Pendant la Commune de Paris, vingt des soixante élus du Conseil de la Commune sont des francs-maçons, dont Jules Vallès et Élisée Reclus[8].

Pour l'historien Denis Lefebvre, « Beaucoup de socialistes et d’anarchistes du XIXe siècle ont été francs-maçons. […] Mais il s’agit surtout d’engagements individuels. La Commune de Paris de 1871 marque une rupture : au moins jusqu’au retour d’exil ou de prison des anciens communards, au milieu des années 1880, les socialistes se tiennent à l’écart des loges »[9].

En France, au début du XXe siècle, la question fait débat. Une suite d’articles du Libertaire développe l’idée qu’on ne peut être franc-maçon et en même temps anarchiste, car les effectifs des loges sont en majeure partie composés de bourgeois, juges, policiers, députés, sénateurs et ministres, tous ardents défenseurs des structures de l'État.

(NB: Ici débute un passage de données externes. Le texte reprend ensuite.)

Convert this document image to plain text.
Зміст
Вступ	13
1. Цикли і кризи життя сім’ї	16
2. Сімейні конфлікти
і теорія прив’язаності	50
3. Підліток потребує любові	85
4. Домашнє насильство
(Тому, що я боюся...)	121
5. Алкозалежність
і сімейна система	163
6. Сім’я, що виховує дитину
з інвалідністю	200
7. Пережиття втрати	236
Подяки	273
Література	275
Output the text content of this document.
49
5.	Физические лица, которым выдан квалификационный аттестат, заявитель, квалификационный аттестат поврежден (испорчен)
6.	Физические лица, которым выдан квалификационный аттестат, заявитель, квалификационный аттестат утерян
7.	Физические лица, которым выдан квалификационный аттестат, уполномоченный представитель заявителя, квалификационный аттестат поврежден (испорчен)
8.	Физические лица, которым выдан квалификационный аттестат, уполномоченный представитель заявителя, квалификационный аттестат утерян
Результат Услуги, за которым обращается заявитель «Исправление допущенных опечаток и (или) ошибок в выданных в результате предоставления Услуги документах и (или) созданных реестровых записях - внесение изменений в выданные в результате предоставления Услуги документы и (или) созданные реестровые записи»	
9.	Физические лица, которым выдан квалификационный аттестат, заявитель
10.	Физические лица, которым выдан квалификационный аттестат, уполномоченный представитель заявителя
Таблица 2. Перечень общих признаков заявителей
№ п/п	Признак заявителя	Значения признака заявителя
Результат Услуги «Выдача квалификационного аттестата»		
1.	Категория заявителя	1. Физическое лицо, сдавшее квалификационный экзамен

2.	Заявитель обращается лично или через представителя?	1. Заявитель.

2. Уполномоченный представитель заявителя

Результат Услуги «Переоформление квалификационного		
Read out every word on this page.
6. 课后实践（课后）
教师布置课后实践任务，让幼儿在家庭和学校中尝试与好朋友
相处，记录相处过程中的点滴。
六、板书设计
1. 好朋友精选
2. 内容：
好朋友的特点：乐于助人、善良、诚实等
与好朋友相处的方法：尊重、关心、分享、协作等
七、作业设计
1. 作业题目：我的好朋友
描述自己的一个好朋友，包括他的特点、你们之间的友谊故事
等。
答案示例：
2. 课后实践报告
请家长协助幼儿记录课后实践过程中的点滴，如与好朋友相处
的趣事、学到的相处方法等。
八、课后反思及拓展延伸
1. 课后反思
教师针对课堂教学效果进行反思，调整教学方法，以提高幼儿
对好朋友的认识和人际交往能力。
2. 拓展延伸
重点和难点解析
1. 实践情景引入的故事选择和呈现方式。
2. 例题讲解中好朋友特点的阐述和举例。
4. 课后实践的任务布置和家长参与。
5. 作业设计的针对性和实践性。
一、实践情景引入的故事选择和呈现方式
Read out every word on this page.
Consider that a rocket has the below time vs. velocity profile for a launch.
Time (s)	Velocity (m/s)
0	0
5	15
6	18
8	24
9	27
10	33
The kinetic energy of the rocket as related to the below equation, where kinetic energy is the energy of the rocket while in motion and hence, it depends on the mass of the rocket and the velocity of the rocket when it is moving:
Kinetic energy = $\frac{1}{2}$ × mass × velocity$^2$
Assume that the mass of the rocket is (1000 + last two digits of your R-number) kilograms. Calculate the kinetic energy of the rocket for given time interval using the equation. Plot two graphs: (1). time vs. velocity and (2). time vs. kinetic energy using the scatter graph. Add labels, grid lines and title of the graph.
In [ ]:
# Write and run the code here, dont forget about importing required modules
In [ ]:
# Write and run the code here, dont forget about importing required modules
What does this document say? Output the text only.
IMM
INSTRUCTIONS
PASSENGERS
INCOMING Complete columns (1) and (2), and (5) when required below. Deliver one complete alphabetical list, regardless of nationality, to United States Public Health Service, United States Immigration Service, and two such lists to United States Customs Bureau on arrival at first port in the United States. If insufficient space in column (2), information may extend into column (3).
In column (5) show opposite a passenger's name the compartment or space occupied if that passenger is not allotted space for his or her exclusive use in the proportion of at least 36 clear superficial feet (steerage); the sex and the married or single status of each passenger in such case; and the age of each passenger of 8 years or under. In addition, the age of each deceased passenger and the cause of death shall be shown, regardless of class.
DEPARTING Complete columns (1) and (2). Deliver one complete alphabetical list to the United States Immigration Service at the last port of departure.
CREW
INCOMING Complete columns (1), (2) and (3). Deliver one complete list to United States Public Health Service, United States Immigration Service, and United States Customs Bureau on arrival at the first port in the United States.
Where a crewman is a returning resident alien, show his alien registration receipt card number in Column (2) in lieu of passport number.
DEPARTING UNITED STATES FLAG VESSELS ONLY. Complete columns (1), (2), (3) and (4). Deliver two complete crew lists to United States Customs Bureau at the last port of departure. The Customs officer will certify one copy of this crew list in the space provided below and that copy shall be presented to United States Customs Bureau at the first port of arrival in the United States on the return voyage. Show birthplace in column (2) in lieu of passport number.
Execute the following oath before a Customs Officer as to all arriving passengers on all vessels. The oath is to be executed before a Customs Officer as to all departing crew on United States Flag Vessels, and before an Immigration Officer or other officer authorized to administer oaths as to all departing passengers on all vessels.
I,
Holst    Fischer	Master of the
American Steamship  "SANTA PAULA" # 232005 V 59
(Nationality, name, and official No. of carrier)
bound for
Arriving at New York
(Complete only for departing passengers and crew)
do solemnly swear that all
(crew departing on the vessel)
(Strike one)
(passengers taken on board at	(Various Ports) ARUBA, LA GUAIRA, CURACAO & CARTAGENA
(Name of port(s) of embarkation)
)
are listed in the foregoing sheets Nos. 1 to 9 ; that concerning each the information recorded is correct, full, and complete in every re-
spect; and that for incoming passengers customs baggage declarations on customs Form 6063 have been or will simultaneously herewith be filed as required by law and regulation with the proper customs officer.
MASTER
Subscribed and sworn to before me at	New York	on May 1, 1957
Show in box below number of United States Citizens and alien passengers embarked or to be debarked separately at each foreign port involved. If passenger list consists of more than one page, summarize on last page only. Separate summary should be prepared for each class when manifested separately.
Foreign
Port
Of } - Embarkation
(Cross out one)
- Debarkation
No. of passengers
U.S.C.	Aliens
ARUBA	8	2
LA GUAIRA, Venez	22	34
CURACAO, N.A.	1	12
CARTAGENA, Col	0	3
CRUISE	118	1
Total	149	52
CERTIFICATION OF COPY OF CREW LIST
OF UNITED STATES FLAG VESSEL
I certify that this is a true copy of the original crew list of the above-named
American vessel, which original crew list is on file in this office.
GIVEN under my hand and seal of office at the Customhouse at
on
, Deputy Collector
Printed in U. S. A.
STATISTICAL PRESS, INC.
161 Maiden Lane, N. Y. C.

En 1908, le syndicaliste révolutionnaire Benoît Broutchoux dénonce la volonté des francs-maçons d'accaparer le mouvement syndical en s'emparant de la Confédération générale du travail et Charles Delzant écrit « La Franc-Maçonnerie influence de façon néfaste tous les mouvements syndicalistes du Nord, où elle pèse sur le Parti socialiste et sur les syndicats. »[10],[11]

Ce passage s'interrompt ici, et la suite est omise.